We then enter the research phase. Before selecting or designing new technologies, we conduct rigorous market reviews of service providers and existing products to determine whether an existing solution or internal build is our best option.

Once the technology is selected, prior to onboarding any ‘live’ data, we assess efficacy through our due diligence process and extensive testing program. BNY Mellon has a multifaceted approach for testing new technologies, which includes assessment and oversight across the three lines of defense and leverages existing mechanisms like risk control self assessments, quality assurance, and internal audits. We make sure to foster collaborative relationships with stakeholders across the company to ensure compliance has a seat at the table to oversee and challenge the technology build and proactively embed compliance controls within the architecture.

 

ILONA NIEMI: To remove bias in the selection process, any new technology onboarding must follow a holistic vendor management process.
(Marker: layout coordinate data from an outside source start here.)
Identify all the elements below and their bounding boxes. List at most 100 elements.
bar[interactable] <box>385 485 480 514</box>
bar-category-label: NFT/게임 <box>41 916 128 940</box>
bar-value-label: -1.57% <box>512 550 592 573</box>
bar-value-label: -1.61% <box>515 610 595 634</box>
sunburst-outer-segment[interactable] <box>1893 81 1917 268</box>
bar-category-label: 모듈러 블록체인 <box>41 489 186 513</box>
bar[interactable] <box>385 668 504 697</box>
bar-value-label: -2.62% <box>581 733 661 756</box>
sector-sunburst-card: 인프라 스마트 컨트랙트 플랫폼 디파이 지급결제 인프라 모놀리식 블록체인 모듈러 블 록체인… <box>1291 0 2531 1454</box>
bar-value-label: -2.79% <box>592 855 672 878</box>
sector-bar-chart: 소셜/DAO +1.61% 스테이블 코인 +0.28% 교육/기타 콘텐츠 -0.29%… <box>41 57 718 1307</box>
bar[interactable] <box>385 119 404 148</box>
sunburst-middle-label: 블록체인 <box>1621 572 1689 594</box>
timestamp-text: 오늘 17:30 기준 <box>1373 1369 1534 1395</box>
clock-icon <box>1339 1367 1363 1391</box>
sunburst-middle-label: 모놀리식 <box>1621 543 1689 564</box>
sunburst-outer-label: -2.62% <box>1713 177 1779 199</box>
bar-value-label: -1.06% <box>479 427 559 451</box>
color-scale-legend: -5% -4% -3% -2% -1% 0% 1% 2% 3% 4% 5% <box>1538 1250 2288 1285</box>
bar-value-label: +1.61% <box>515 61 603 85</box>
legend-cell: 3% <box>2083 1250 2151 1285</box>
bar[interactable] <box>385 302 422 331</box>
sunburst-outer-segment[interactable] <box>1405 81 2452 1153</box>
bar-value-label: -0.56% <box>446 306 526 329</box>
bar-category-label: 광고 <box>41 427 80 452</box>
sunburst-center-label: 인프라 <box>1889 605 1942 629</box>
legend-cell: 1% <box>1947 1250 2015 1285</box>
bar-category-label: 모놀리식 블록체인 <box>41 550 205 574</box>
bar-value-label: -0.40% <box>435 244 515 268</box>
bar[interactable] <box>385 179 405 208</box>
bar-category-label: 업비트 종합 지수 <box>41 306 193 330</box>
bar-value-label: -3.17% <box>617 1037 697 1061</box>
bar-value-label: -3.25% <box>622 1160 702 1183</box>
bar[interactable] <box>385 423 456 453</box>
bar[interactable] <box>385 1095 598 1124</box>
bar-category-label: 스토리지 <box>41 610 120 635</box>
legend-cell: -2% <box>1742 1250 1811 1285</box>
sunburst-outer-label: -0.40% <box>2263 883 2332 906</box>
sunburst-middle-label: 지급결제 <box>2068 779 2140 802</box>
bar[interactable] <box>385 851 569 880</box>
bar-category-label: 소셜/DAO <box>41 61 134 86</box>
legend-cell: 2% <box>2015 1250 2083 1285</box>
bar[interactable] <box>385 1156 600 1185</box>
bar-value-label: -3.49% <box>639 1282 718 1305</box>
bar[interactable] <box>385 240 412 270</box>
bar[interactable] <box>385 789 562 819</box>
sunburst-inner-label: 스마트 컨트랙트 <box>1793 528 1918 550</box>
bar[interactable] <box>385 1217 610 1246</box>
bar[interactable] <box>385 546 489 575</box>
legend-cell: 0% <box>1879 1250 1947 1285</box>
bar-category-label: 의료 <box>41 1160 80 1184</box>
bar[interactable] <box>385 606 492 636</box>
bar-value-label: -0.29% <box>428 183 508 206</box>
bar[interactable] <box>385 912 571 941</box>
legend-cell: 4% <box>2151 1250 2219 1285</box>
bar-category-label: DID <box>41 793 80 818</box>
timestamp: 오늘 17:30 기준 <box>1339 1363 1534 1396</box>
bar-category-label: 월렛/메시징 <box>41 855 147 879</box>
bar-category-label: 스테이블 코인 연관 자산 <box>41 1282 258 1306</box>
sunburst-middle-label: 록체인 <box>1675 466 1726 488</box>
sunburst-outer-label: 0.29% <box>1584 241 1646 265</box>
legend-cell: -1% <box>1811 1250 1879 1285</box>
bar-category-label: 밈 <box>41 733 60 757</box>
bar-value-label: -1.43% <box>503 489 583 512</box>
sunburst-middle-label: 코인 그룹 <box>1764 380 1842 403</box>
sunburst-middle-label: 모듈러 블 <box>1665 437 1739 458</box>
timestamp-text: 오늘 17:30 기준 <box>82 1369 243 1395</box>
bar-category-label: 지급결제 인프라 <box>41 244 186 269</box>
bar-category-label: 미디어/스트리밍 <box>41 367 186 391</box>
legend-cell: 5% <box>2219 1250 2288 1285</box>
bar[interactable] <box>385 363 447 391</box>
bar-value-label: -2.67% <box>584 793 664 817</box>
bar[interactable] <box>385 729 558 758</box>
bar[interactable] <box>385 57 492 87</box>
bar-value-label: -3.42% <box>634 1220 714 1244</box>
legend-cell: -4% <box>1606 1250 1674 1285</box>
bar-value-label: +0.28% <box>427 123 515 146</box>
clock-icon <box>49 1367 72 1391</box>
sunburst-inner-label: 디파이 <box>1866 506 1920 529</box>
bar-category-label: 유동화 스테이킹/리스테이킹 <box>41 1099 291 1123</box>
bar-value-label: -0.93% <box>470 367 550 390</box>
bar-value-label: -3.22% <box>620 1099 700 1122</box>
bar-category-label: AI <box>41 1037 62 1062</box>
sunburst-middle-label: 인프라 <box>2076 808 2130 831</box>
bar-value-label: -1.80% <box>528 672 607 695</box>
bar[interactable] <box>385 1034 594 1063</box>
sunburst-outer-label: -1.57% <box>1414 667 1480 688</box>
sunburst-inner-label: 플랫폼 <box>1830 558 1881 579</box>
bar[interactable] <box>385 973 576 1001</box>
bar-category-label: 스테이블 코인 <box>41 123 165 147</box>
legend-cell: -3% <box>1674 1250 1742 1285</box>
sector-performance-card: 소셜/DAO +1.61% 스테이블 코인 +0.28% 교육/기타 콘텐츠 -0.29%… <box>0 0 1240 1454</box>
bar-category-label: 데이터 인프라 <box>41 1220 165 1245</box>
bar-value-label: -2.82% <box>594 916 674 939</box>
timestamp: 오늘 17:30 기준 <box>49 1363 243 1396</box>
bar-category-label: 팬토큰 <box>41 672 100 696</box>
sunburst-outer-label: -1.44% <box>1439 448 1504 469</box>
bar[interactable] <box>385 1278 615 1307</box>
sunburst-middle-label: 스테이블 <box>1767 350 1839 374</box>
Several gates, including requirements documentation, test cases, diverse evaluation team creation involving key business stakeholders, and structured decision-making scorecards, are obligatory to enable a solid conclusion on the most efficient and effective solution that is in the best interest of our organization.

Patience is critical during this process, given the number of steps and documentation required, and will pay off when the best-fit compliance solution is onboarded.

 

SHELLEY SCHACHTER-CAHM: We have a series of tools and processes that help us ensure all new technological integrations are both vendor agnostic and outcome oriented while continuing to meet our unique regulatory and user-focused needs.

To determine efficacy, we operate from a standard of ‘trust but verify’ by testing our data sets across multiple programs or potential partners to see which yields the strongest results. This helps showcase the best performance in a ‘bake-off’ setting.

Once the results cool, we calculate the hard and soft costs associated with implementation—built infrastructure, training requirements, educational investments—alongside opportunity costs to get a complete picture.

 

ERIC WILSON: When evaluating new technologies, we look to the expertise of teams across the organization, such as our cybersecurity department. Once everyone is moving in the same direction, we then determine the additional needs to maintain that technology. In parallel, we look further down the road to identify what needs to happen to achieve long-term success with that new technology.